The controlling legal provision as noted is a proviso in Section 122 of the National Internal Revenue
Code. It reads thus: "That no tax shall be collected under this Title in respect of intangible personal
property (a) if the decedent at the time of his death was a resident of a foreign country which at the time
of his death did not impose a transfer tax or death tax of any character in respect of intangible person
property of the Philippines not residing in that foreign country, or (b) if the laws of the foreign country
of which the decedent was a resident at the time of his death allow a similar exemption from transfer
taxes or death taxes of every character in respect of intangible personal property owned by citizens of
the Philippines not residing in that foreign country."

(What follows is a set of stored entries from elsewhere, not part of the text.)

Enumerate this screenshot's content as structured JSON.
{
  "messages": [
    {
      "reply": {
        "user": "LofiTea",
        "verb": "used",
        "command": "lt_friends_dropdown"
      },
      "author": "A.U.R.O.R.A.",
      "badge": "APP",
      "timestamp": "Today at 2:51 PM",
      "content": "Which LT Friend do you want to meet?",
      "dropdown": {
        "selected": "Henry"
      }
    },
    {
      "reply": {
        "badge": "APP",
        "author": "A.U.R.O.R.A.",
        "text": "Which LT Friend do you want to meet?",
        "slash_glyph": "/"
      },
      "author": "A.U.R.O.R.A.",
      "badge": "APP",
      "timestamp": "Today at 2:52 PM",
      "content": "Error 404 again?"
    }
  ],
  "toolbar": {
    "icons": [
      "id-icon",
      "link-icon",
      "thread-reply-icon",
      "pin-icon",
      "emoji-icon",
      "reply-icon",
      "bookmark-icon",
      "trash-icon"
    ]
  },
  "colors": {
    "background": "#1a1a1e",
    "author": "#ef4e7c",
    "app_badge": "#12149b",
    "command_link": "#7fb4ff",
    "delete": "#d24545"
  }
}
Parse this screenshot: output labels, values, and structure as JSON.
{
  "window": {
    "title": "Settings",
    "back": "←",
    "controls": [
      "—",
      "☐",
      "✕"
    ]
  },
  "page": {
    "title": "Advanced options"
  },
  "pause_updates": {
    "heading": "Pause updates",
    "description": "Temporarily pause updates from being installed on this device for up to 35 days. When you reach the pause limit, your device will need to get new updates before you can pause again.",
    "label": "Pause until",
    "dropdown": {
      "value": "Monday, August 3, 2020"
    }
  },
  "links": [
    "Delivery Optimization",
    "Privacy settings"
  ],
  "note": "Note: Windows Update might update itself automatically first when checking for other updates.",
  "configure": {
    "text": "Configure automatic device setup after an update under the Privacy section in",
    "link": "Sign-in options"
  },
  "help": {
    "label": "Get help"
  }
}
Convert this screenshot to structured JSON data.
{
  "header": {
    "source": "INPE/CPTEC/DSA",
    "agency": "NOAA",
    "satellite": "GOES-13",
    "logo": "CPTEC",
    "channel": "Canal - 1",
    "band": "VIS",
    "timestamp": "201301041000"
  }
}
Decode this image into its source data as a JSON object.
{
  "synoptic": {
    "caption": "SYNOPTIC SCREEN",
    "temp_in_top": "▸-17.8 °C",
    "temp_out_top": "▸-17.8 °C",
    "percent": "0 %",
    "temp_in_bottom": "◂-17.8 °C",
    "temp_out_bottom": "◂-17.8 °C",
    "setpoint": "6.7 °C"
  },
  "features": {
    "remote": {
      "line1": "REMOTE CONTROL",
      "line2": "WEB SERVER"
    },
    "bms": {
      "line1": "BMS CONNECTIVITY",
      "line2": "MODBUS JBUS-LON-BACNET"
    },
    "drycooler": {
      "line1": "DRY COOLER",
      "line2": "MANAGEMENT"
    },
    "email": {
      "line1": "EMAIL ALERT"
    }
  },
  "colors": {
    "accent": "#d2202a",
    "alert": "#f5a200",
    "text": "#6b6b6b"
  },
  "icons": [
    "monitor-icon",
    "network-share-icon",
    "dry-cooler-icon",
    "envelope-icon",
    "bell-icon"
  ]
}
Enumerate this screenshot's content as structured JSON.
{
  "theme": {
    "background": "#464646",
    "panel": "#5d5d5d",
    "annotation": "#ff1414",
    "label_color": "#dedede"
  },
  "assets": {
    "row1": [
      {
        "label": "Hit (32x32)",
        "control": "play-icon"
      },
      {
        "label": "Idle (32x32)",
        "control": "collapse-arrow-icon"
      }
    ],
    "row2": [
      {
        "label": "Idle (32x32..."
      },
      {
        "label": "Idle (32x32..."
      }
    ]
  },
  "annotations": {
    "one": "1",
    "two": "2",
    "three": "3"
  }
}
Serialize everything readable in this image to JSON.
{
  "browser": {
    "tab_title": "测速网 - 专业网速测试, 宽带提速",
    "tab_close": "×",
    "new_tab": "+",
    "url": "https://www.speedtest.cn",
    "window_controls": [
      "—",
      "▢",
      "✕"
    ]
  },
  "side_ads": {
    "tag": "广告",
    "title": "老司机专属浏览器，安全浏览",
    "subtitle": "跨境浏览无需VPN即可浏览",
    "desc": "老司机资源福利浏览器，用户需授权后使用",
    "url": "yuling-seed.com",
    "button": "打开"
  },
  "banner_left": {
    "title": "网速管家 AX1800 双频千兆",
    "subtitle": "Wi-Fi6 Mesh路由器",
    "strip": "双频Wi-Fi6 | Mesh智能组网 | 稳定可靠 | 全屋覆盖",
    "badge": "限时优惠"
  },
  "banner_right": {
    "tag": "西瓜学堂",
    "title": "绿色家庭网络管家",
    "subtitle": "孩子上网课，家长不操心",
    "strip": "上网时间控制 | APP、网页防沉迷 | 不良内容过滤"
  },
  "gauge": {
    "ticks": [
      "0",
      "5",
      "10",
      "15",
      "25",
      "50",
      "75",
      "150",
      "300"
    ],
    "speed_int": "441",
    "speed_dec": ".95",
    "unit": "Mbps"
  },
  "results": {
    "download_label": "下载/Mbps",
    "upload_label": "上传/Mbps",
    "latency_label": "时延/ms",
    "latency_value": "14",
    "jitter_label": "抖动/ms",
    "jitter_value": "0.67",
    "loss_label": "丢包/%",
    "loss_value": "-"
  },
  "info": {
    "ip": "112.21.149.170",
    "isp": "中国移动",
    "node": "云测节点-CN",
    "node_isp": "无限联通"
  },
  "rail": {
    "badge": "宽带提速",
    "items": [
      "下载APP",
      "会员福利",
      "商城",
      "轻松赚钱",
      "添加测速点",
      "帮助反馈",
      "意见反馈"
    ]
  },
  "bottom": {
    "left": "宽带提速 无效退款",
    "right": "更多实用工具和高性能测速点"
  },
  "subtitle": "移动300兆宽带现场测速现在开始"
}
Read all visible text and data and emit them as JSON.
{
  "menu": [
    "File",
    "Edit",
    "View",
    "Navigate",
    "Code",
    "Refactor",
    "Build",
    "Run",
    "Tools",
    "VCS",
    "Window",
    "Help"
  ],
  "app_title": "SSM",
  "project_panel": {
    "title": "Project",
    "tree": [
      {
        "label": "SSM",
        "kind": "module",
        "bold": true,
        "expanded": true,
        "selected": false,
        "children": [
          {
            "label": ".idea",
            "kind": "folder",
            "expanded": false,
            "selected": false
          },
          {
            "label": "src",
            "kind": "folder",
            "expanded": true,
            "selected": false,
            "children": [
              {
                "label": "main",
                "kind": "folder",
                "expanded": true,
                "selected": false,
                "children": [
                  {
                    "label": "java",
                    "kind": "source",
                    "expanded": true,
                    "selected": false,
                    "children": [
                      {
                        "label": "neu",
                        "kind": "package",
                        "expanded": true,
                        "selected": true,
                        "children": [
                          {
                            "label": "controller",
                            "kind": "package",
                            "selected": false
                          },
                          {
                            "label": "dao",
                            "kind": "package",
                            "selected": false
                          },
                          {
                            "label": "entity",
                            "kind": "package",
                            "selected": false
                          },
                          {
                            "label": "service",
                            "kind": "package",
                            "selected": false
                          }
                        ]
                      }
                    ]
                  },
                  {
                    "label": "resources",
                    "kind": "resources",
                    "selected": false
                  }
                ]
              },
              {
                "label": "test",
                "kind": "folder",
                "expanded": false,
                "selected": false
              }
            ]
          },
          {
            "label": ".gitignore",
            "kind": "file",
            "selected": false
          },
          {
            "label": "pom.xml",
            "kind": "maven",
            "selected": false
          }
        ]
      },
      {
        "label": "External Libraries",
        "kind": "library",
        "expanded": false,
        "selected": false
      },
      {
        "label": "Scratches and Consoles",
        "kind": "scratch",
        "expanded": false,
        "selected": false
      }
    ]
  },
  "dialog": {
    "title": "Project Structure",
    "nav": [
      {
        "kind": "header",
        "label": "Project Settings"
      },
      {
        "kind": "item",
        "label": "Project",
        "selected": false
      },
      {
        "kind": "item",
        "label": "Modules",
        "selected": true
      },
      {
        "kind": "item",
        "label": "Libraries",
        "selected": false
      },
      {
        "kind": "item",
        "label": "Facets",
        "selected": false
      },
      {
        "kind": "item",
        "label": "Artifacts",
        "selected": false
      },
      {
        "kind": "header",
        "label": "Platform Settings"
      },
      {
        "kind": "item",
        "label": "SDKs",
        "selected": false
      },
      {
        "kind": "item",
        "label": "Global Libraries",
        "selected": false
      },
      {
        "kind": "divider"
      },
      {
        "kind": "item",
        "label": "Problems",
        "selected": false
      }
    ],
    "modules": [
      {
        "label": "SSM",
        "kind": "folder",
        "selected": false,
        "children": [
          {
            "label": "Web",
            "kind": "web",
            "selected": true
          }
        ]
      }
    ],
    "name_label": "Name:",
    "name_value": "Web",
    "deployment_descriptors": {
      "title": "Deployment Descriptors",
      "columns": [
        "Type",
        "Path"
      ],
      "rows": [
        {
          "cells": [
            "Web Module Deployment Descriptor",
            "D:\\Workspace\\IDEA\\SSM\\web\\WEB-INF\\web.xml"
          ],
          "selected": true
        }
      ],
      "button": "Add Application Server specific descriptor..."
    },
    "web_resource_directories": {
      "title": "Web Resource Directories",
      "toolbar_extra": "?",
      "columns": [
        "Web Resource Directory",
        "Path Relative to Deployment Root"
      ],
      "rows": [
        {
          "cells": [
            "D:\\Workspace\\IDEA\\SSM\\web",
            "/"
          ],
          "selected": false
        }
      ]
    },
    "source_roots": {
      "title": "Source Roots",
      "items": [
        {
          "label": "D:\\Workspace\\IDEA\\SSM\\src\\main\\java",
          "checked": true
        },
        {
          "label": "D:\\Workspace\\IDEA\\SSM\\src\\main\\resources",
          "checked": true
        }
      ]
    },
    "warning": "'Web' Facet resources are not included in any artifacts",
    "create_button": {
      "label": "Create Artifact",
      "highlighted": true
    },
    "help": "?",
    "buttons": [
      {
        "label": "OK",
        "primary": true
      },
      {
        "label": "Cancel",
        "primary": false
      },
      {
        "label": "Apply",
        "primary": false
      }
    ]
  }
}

It does not admit of doubt that if a foreign country is to be identified with a state, it is required in line
with Pound's formulation that it be a politically organized sovereign community independent of outside
control bound by penalties of nationhood, legally supreme within its territory, acting through a
government functioning under a regime of law. A foreign country is thus a sovereign person with the
people composing it viewed as an organized corporate society under a government with the legal
competence to exact obedience to its commands.

Even on the assumption then that Tangier is bereft of international personality, the CIR has not
successfully made out a case. The Court did commit itself to the doctrine that even a tiny principality,
like Liechtenstein, hardly an international personality in the sense, did fall under this exempt category.